Phase I: Phase I treatment addresses specific problems to establish a more normal facial balance. These problems include extreme jaw bone disharmony such as underbite, crossbite, and extreme protrusion (overbite). Other problems like extreme crowding, or muscular imbalances such as tongue thrusting, thumb sucking or lip biting also benefit from early intervention. If using an analogy of building a house, Phase I would be the foundation work.

Resting Period: In this phase, the remaining permanent teeth are allowed to erupt. It is best to allow the existing permanent teeth some freedom of movement while final eruption of teeth occurs. A successful first phase will have created room for teeth to find an eruption path. Otherwise, they may become impacted or severely displaced. Sometimes if a patient has precocious development, Phase II will begin without a rest period.

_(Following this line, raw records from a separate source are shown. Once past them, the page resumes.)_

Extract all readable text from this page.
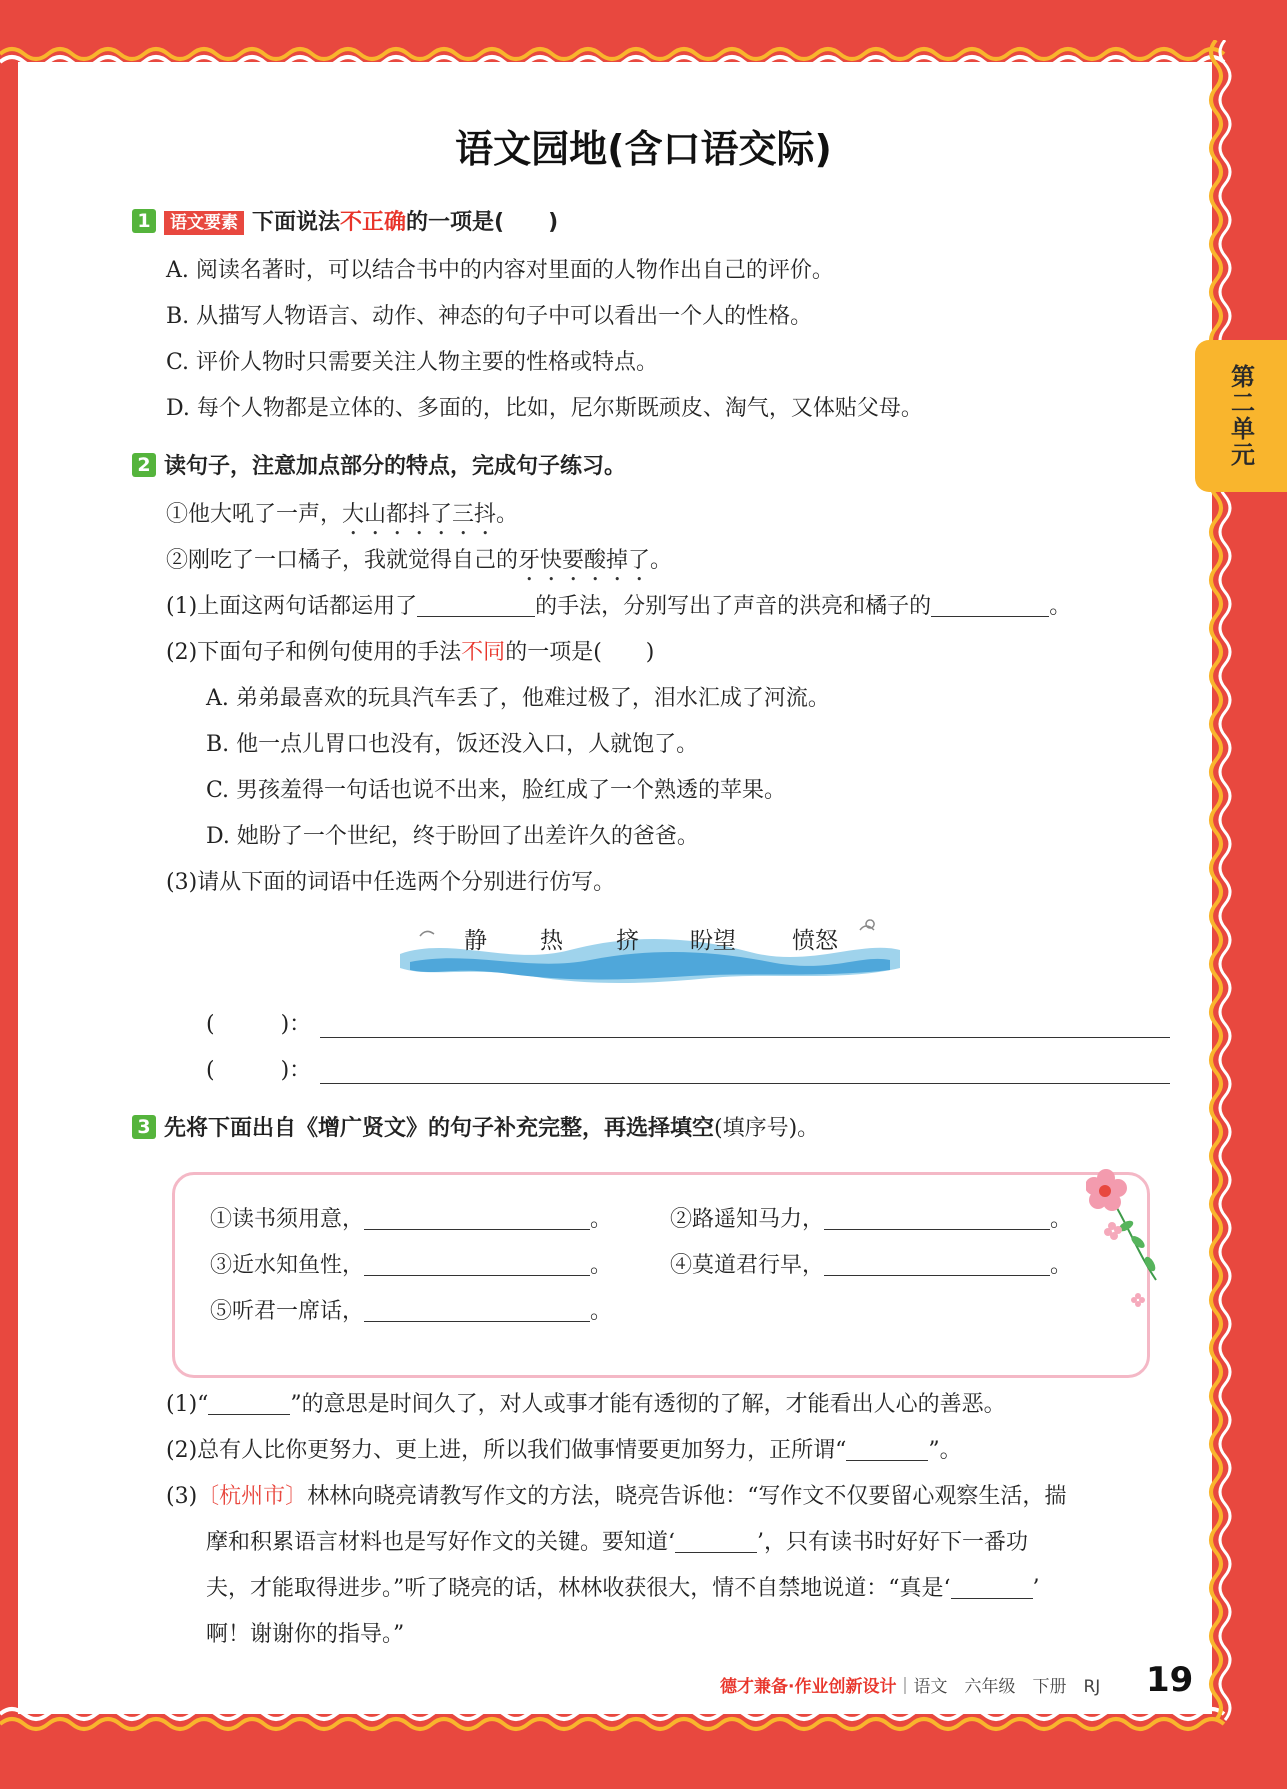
第二单元
语文园地(含口语交际)
1 语文要素 下面说法不正确的一项是(　　)
A. 阅读名著时，可以结合书中的内容对里面的人物作出自己的评价。
B. 从描写人物语言、动作、神态的句子中可以看出一个人的性格。
C. 评价人物时只需要关注人物主要的性格或特点。
D. 每个人物都是立体的、多面的，比如，尼尔斯既顽皮、淘气，又体贴父母。
2 读句子，注意加点部分的特点，完成句子练习。
①他大吼了一声，大山都抖了三抖。
②刚吃了一口橘子，我就觉得自己的牙快要酸掉了。
(1)上面这两句话都运用了	的手法，分别写出了声音的洪亮和橘子的	。
(2)下面句子和例句使用的手法不同的一项是(　　)
A. 弟弟最喜欢的玩具汽车丢了，他难过极了，泪水汇成了河流。
B. 他一点儿胃口也没有，饭还没入口，人就饱了。
C. 男孩羞得一句话也说不出来，脸红成了一个熟透的苹果。
D. 她盼了一个世纪，终于盼回了出差许久的爸爸。
(3)请从下面的词语中任选两个分别进行仿写。
静 热 挤 盼望 愤怒
(　　　)：
(　　　)：
3 先将下面出自《增广贤文》的句子补充完整，再选择填空(填序号)。
①读书须用意，	。	②路遥知马力，	。
③近水知鱼性，	。	④莫道君行早，	。
⑤听君一席话，	。
(1)“	”的意思是时间久了，对人或事才能有透彻的了解，才能看出人心的善恶。
(2)总有人比你更努力、更上进，所以我们做事情要更加努力，正所谓“	”。
(3)〔杭州市〕林林向晓亮请教写作文的方法，晓亮告诉他：“写作文不仅要留心观察生活，揣
摩和积累语言材料也是写好作文的关键。要知道‘	’，只有读书时好好下一番功
夫，才能取得进步。”听了晓亮的话，林林收获很大，情不自禁地说道：“真是‘	’
啊！谢谢你的指导。”
德才兼备·作业创新设计｜语文　六年级　下册　RJ 19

Phase II: The placement of the teeth in their ideal positions within the jaw occurs in Phase II. To continue the analogy, this is building the house upon the foundation. A full set of braces is typically used, but sometimes a retainer or clear aligners are utilized, depending on the results of Phase I. Most orthodontic results are determined by 2 factors: growth and cooperation of the patient.

Typical Time Line:

First Phase
Active Treatment
Mixed Dentition
(Permanent and Baby Teeth)
10-15 months duration
Intermediate Period

6-18 months duration
Second Phase
Active Treatment
Full Permanent Dentition

12-18 months duration

What if I put off treatment?

The disadvantage of waiting for complete eruption of permanent teeth and having only one phase of treatment for someone with a jaw discrepancy or musculoskeletal imbalance is facing the possibility of a compromised result that may not be stable. There is also a much greater chance of extractions and/or jaw surgery to correct the musculoskeletal problems.


We will use a two-phase treatment program when it is indicated because of what we are able to accomplish in altering the jaw structure and oral environment. This early approach to treatment allows correction of a skeletal problem as a child is growing, which is the preferred method of treatment for the correction of the previously mentioned types of orthodontic and orthopedic problems.